Most gaming dynamics that people want tend to be more easily achieved with female players in the mix in my experience. If you want better role-playing, more focus on story, less cross-talk, more cooperation or a host of other things most groups want, in principle, adding female players tends to get you closer to this. Only if you want more gross-out humour, drunker players, more teasing and regular sodomy jokes in your game dynamic does keeping female players out get you closer to your desired game dynamic. Sometimes I want those things (and then I usually keep female players out) but usually I don't.
Hear me out now, I've got nothing against female players. They're awesome and everything. The problem arises mostly with the male players whenever there's a female present. They almost always act differently. Some guys will hold back from being their normal selves and restrain themselves from cracking potentially offensive jokes where they otherwise wouldn't hesitate.
Agreed.

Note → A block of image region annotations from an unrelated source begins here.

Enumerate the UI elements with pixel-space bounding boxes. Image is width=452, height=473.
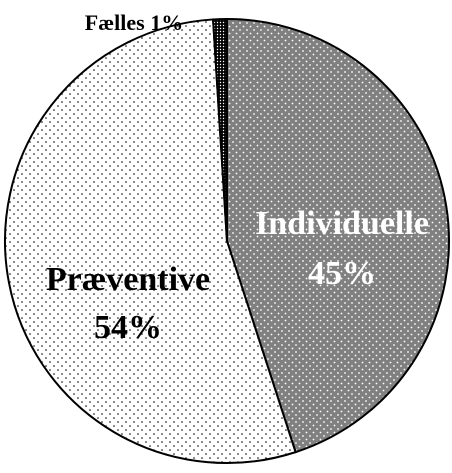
slice-label: Individuelle [255,205,429,242]
slice-pattern [4,18,297,464]
slice-label: 45% [308,255,376,292]
value-label: 45% [308,255,376,292]
slice-pattern [212,17,228,242]
category-label: Fælles [85,10,145,35]
category-label: Præventive [46,261,210,298]
slice-label: Fælles 1% [85,10,183,35]
slice-label: Præventive [46,261,210,298]
value-label: 1% [150,10,183,35]
slices [4,17,450,464]
labels: Individuelle 45% Præventive 54% Fælles 1% [46,10,429,346]
category-label: Individuelle [255,205,429,242]
slice-pattern [226,17,450,454]
value-label: 54% [94,309,162,346]
slice-label: 54% [94,309,162,346]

If offensive jokes and uninhibited bawdy discourse are priorities for your group, don't add female players.
Some guys will go out of their way to try to impress the female, in game or otherwise. I've wanted to pull out my hair during sessions where guys spent the entire 3 hours chatting up the girl, distracting her and everyone else from the session and holding it up.
That's a problem with that particular male player. If he'd been gay, he would have screwed-up all your games.

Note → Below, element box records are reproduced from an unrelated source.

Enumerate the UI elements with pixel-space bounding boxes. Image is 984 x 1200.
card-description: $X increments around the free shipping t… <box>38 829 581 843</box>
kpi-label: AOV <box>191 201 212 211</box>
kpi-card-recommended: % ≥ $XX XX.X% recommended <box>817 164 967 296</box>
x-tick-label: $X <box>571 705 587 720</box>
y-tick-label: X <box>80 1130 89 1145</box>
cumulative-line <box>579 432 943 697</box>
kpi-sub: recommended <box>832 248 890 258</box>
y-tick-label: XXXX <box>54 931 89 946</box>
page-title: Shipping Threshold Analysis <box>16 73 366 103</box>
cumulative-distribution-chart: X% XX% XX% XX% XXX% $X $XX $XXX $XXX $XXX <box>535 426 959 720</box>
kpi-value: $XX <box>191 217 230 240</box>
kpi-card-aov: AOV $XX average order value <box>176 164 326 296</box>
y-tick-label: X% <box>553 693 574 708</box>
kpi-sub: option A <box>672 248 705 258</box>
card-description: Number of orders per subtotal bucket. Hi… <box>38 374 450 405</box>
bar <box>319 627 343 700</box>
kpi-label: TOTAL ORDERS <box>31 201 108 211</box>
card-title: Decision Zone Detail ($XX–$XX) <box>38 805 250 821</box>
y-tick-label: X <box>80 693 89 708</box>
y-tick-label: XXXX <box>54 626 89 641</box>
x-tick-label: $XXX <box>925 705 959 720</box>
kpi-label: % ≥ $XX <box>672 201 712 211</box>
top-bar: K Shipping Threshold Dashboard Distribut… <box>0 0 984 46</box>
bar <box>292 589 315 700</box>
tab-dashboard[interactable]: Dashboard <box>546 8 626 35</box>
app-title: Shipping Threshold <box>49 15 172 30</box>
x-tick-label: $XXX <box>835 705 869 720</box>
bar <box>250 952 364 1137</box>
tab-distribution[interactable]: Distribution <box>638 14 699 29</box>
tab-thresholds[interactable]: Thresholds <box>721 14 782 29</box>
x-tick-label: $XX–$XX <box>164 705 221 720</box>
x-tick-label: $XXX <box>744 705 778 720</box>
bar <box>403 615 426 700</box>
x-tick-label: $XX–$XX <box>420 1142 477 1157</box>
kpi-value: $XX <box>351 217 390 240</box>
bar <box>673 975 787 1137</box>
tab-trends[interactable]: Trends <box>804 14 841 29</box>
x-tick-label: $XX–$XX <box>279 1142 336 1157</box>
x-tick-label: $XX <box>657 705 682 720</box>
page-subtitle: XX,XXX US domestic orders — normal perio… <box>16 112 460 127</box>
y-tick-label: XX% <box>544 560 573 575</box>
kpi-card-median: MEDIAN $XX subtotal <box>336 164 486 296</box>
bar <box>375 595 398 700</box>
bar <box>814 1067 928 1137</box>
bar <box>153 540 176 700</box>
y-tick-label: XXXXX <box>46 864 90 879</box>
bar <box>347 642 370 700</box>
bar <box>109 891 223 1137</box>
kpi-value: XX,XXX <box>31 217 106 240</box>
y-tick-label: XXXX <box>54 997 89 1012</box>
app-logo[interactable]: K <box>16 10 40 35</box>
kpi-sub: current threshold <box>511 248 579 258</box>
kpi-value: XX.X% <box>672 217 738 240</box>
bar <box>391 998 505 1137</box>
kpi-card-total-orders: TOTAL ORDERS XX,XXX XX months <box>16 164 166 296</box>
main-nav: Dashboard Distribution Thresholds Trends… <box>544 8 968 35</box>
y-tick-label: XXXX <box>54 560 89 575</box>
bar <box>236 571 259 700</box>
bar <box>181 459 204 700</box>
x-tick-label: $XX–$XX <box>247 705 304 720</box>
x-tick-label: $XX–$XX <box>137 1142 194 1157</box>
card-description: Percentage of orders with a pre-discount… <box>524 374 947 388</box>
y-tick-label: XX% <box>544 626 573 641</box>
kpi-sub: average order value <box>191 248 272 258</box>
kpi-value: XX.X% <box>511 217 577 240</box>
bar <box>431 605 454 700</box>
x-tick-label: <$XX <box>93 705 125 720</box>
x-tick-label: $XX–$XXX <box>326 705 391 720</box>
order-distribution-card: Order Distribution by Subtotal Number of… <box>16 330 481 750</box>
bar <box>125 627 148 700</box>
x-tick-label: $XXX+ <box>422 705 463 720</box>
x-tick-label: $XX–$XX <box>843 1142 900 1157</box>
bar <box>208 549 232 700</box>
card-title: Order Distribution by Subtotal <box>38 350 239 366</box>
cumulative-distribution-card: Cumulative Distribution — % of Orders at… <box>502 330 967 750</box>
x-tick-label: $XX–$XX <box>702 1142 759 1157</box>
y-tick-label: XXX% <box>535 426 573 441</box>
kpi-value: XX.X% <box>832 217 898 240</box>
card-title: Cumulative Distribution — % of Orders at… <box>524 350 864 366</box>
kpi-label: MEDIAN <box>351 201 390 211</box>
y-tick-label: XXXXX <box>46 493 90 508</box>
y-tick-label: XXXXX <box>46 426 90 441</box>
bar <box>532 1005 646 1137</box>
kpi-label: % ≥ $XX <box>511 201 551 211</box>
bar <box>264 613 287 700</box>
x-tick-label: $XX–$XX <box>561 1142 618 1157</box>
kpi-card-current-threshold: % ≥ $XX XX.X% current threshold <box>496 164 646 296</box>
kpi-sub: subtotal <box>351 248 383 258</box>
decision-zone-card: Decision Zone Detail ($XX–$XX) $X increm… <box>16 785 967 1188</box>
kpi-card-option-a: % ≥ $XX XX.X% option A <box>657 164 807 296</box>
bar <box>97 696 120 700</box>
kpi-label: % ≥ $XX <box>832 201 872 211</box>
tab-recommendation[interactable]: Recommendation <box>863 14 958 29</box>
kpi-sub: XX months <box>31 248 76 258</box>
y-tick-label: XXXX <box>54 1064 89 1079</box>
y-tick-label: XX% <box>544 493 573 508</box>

If that kind of behaviour is common, you are playing with people who are too rude and/or too desperate.
Has anyone else had similar experiences?
Women reducing dirty jokes. Yes. My solution: put women in groups where you want fewer not more dirty jokes.

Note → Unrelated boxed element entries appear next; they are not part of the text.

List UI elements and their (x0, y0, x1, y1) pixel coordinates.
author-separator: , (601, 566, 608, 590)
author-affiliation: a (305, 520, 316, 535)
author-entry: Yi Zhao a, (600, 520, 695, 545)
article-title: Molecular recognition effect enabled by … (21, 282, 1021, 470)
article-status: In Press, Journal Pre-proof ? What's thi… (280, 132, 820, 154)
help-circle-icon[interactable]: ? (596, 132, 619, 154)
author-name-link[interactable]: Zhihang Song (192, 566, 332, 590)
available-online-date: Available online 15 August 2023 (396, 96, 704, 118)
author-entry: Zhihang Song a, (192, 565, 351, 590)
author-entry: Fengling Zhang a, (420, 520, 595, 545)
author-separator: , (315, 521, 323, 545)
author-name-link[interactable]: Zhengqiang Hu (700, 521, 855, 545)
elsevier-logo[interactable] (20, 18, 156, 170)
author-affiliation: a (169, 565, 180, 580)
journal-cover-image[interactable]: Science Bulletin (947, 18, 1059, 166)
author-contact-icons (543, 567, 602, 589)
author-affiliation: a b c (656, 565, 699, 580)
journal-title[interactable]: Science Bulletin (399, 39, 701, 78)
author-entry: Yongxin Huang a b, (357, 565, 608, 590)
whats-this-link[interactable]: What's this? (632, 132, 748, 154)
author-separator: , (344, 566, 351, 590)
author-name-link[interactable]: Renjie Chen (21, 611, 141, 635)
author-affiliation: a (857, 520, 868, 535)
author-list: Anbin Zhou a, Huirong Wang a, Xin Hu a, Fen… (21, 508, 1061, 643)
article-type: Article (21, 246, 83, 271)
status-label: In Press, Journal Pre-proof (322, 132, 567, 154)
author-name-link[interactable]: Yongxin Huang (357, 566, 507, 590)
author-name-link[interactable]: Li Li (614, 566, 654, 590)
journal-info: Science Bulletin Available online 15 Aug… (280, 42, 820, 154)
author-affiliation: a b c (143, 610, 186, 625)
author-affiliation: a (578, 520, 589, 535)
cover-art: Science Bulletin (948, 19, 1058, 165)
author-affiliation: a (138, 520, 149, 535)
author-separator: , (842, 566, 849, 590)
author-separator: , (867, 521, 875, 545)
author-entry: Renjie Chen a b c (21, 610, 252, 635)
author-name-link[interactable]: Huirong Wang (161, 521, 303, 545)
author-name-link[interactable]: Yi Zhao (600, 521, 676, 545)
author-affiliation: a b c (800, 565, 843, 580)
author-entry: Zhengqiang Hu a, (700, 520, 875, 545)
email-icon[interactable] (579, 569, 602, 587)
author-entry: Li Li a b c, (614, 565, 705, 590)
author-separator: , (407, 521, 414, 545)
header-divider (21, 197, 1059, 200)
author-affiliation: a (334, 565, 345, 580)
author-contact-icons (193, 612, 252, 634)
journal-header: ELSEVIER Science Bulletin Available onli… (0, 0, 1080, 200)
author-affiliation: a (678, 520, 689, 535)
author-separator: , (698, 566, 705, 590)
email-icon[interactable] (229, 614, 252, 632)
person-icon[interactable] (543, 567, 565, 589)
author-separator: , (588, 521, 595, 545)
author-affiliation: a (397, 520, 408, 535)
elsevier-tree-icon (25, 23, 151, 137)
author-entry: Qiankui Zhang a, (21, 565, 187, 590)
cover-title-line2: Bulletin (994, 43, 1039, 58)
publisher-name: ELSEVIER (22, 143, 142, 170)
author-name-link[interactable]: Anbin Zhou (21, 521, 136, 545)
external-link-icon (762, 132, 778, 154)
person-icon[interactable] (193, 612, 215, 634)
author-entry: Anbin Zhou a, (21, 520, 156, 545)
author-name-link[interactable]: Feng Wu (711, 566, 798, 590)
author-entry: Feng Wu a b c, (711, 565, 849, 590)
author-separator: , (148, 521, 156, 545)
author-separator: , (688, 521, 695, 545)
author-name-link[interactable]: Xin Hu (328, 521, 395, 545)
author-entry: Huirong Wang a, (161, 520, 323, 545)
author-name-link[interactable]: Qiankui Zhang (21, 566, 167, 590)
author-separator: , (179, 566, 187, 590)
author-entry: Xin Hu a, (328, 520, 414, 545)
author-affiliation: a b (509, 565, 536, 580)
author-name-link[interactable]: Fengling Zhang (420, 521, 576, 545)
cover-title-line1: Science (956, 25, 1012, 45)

Women getting hit on mercilessly by players. No. My solution: get players who do this on their own time.
I want to include a few female friends into my gaming sessions but I don't want the atmosphere of the group to change.
Well, then don't include them in the group you've got. Instead, make a new group with a different atmosphere and include them in that.
 

I'm not sure the thread title (and the OP) looks at the situation from the proper perspective. Why is the question framed on female gamers?

I have that question too.

The question I want to ask is: Why continue to seek out women gamers if you don't want the atmosphere to change? Better yet, why introduce a new player if you don't want anything to change about your current group?

I've been the new person in a lot of groups. Speaking from my experience, I've felt most welcome in group that were seeking out a new person, not just an extra PC to round out the group. These guys were looking for something different, hoping to find someone who could bring something new to the table, and accommodating to people who have perspectives and experiences unlike their own. In the cases where I felt unwelcome, it was because they weren't really looking for a new person; instead, they needed another character to fill out the group. With such groups, the best thing I could do to get along is be invisible.
 

I want to include a few female friends into my gaming sessions but I don't want the atmosphere of the group to change.

Adding anybody new to your group will probably change the atmosphere - I've ruined a few games myself by not fitting in and not wanting to (Abe and Cale's dull dungeon crawl, I'm looking at you). Unless all of your friends are friends with all of your other friends, things shift whenever you get new blood. How does your group feel about adding new people in general?